Rogers Communications could face more than $10 million in penalties for allegedly using misleading advertising to promote its talk-and-text discount wireless brand, Chatr.
The federal Competition Bureau said Friday its investigation has determined there is no evidence to support the claim that Chatr’s mobile phone customers experience fewer dropped calls than they would at new rival wireless carriers.
“Consumers are very vulnerable to this sort of misleading representation,” said Commissioner of Competition Melanie Aitken.
“Consumers can’t tell the difference and therefore they don’t have accurate information when they’re trying to make buying decisions.”
The Competition Bureau is asking the courts to order Rogers to immediately stop the advertising campaign and pay an administrative penalty of $10 million–the maximum under the law.
The regulator also wants Rogers to pay restitution to any affected customers and issue a corrective notice to inform the public about the issue.
Rogers said it stands by its claims and will “vigorously” defend them in court.
“We’re surprised by the actions of the Competition Bureau,” said Ken Engelhart, senior vice-president of regulatory affairs at Rogers.
“We have extensive, independent third party testing to validate our claims and we stand by our advertising.”

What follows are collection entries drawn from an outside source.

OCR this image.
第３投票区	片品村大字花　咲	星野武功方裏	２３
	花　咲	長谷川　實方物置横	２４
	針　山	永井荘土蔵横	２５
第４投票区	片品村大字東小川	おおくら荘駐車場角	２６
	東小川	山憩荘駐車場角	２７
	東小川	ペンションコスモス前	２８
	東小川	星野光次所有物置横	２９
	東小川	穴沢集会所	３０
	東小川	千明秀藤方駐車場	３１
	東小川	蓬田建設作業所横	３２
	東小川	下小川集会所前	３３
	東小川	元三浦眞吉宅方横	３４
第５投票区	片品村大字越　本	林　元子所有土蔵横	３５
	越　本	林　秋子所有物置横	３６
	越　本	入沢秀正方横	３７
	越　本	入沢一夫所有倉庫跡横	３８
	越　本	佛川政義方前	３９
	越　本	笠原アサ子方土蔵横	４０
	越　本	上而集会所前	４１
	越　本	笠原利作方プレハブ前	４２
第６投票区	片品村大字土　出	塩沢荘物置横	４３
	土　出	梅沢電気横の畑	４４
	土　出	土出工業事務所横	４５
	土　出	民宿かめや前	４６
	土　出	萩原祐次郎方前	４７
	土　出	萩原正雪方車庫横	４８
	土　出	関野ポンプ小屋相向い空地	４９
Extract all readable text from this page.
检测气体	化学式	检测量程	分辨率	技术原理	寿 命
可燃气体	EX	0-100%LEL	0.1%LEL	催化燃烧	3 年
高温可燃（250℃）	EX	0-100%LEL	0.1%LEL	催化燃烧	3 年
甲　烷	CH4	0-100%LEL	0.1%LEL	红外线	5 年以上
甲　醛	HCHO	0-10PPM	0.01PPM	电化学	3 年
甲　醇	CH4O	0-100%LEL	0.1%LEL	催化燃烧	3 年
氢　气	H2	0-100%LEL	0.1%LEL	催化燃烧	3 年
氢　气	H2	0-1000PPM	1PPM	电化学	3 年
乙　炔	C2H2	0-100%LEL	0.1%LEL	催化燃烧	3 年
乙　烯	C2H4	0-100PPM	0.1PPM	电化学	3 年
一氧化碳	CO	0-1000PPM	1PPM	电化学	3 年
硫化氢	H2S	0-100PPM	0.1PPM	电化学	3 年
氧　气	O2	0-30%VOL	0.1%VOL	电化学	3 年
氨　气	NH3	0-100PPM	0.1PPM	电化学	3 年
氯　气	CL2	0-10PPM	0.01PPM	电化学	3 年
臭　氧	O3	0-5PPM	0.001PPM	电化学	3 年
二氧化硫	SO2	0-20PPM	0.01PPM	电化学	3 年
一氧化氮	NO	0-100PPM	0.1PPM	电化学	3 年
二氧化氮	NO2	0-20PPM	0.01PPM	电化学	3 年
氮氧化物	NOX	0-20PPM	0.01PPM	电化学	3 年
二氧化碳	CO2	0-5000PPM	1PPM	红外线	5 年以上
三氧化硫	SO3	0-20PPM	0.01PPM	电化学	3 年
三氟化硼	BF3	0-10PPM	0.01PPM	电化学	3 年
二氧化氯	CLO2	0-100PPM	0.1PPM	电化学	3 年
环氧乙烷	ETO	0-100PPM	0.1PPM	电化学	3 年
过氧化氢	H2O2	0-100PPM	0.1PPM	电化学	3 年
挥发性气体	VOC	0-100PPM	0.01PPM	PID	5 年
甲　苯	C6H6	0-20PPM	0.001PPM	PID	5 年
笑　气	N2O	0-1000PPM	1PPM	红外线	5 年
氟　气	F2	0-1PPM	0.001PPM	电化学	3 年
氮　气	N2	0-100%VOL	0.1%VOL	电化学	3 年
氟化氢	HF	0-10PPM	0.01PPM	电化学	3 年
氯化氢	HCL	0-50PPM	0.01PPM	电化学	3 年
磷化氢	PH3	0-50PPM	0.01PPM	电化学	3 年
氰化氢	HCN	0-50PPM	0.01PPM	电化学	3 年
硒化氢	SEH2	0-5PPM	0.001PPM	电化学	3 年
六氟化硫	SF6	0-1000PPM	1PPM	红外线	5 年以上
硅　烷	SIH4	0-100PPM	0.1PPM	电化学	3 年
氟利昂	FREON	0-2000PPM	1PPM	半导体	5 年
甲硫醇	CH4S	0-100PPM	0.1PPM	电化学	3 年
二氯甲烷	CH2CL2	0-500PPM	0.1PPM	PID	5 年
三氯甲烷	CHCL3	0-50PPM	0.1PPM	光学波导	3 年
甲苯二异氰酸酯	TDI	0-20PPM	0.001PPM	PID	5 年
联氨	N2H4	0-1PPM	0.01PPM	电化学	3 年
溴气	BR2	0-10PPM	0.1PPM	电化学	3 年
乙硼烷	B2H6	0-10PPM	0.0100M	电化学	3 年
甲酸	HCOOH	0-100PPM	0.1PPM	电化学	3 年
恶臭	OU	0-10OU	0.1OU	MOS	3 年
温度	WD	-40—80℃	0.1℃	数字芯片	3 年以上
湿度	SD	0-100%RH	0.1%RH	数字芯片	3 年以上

The move against Rogers comes after a complaint by new wireless carrier Wind Mobile over Rogers’ advertising claims about its network superiority.
Aitken said the bureau had access to “extensive” technical data to determine there is no difference between Rogers’ network and those of the new wireless companies when it comes to dropped calls.
Rogers said it has independent third-party network testing by Score Technologies that validates Chatr’s advertising.
But until the Ontario Superior Court of Justice makes a ruling, Rogers can keep using the ads, Aitken said.
“It’s up to them to decide what to do in the face of our very clear position and our clear indication that we’re going to take this to court.”
Anthony Lacavera, chairman and CEO of Wind Mobile’s parent company Globalive, said he was pleased the bureau was taking action.
“Canadians deserve a real competitive market in telecommunications and this is a positive step forward.” Lacavera said.
Chatr was launched several months ago by Rogers, which also owns Rogers Wireless and Fido, to compete in the talk-and-text market, Meanwhile, Bell relaunched it Solo brand to win these customers.
New wireless carrier Mobilicity has also taken Rogers to the Competition Bureau, alleging that Chatr is too similar to its own talk-and-text services.